Yuanjie Semiconductor Technology Co., Ltd.
- Trade name: Yuanjie
- Native name: 陕西源杰半导体科技股份有限公司
- Company type: Public
- Traded as: SSE: 688498
- Industry: Semiconductors
- Founded: January 28, 2013; 13 years ago
- Founder: Zhang Xingang
- Headquarters: Shaanxi, China
- Key people: Zhang Xingang (Chairman)
- Revenue: CN¥601.44 million (2025)
- Net income: CN¥190.92 million (2024)
- Total assets: CN¥2.59 billion (2025)
- Total equity: CN¥2.33 billion (2025)
- Number of employees: 716 (2025)
- Website: www.yj-semitech.com

= Yuanjie Semiconductor Technology =

Chinese chip company

Yuanjie Semiconductor Technology Co., Ltd. (Yuanjie; 源杰科技 (Yuánjié Kējì)) is a publicly listed Chinese company that engages in the provision of laser chips for optical communications.

== Background ==

Yuanjie was founded in 2013 by Zhang Xingang, a Tsinghua University graduate who completed graduate studies at the University of Southern California and had worked at Luminent and Source Photonics in the U.S. before returning to China.

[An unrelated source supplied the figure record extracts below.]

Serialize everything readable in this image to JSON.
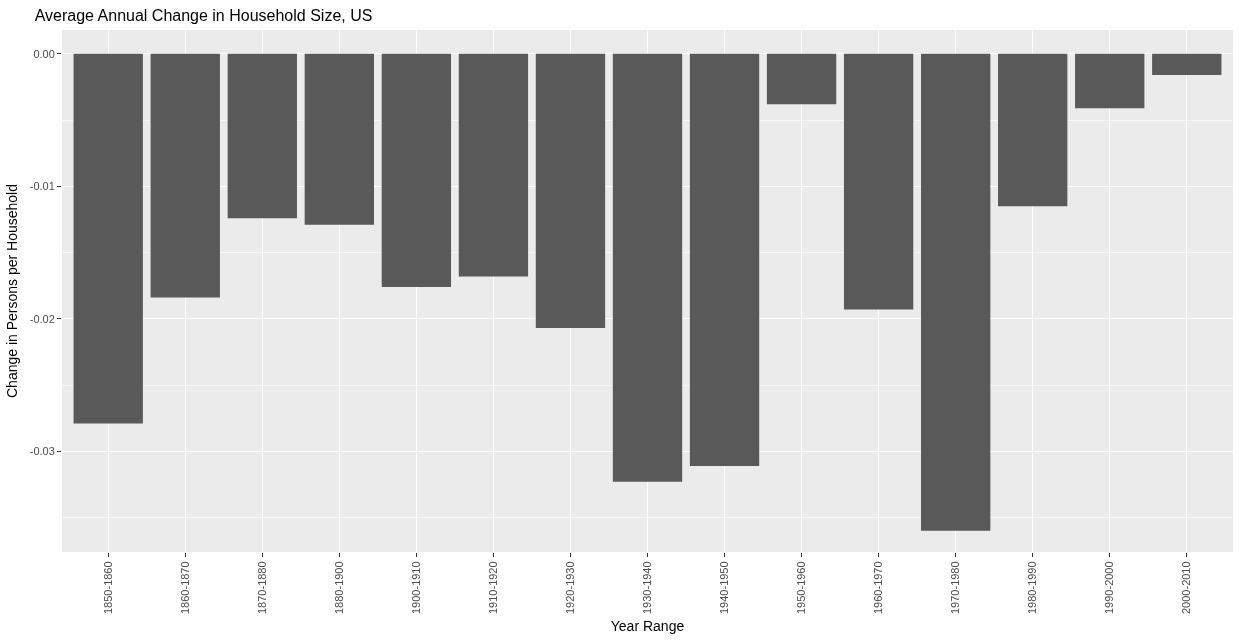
{
  "chart_data": {
    "type": "bar",
    "title": "Average Annual Change in Household Size, US",
    "xlabel": "Year Range",
    "ylabel": "Change in Persons per Household",
    "categories": [
      "1850-1860",
      "1860-1870",
      "1870-1880",
      "1880-1900",
      "1900-1910",
      "1910-1920",
      "1920-1930",
      "1930-1940",
      "1940-1950",
      "1950-1960",
      "1960-1970",
      "1970-1980",
      "1980-1990",
      "1990-2000",
      "2000-2010"
    ],
    "values": [
      -0.0279,
      -0.0184,
      -0.0124,
      -0.0129,
      -0.0176,
      -0.0168,
      -0.0207,
      -0.0323,
      -0.0311,
      -0.0038,
      -0.0193,
      -0.036,
      -0.0115,
      -0.0041,
      -0.0016
    ],
    "color": "#595959",
    "ylim": [
      -0.0376,
      0.0018
    ],
    "yticks": [
      {
        "value": 0,
        "label": "0.00"
      },
      {
        "value": -0.01,
        "label": "-0.01"
      },
      {
        "value": -0.02,
        "label": "-0.02"
      },
      {
        "value": -0.03,
        "label": "-0.03"
      }
    ],
    "grid": true
  }
}
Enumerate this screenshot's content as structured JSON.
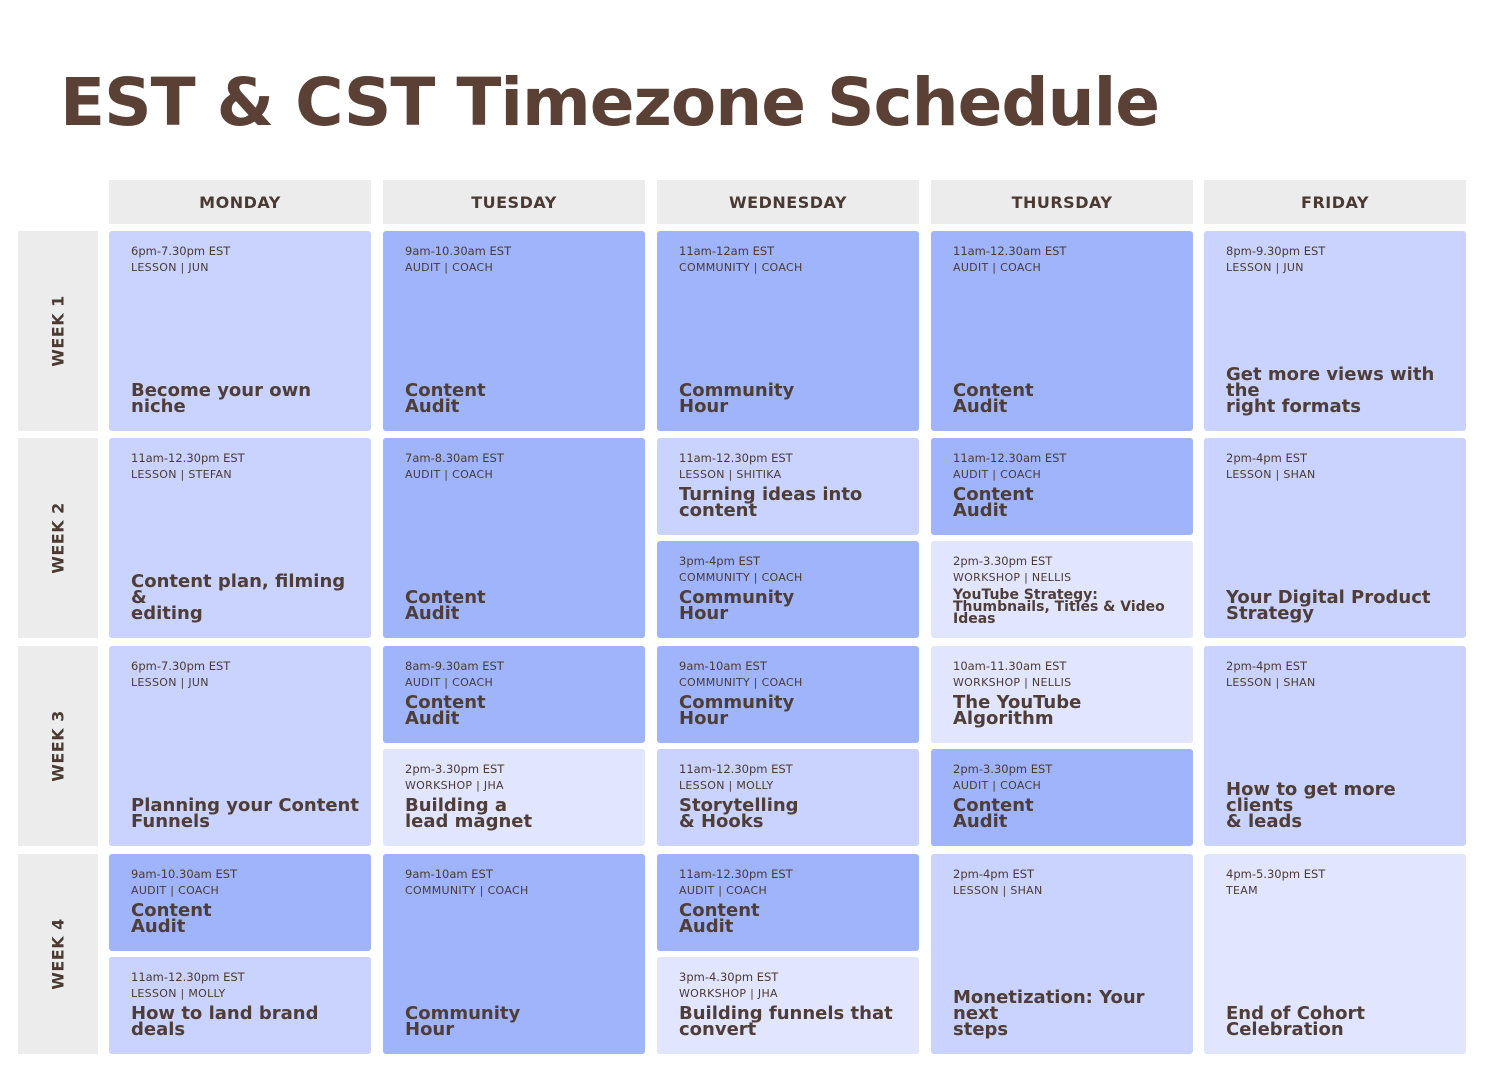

In 2020, Huawei made a strategic investment in Yuanjie and entered its supply chain.

In January 2022, Yuanjie submitted an application to go public on the Shanghai Stock Exchange STAR Market. Yuanjie later completed its initial public offering that year becoming a listed compamy.

In 2025, Yuanjie was a beneficiary of artificial intelligence infrastructure trends reporting a significant increase in revenue that year.

In March 2026, Yuanjie applied for a secondary listing on the Hong Kong Stock Exchange. In April 2026, Yuanjie surpassed Kweichow Moutai to become the highest-priced stock listed in mainland China.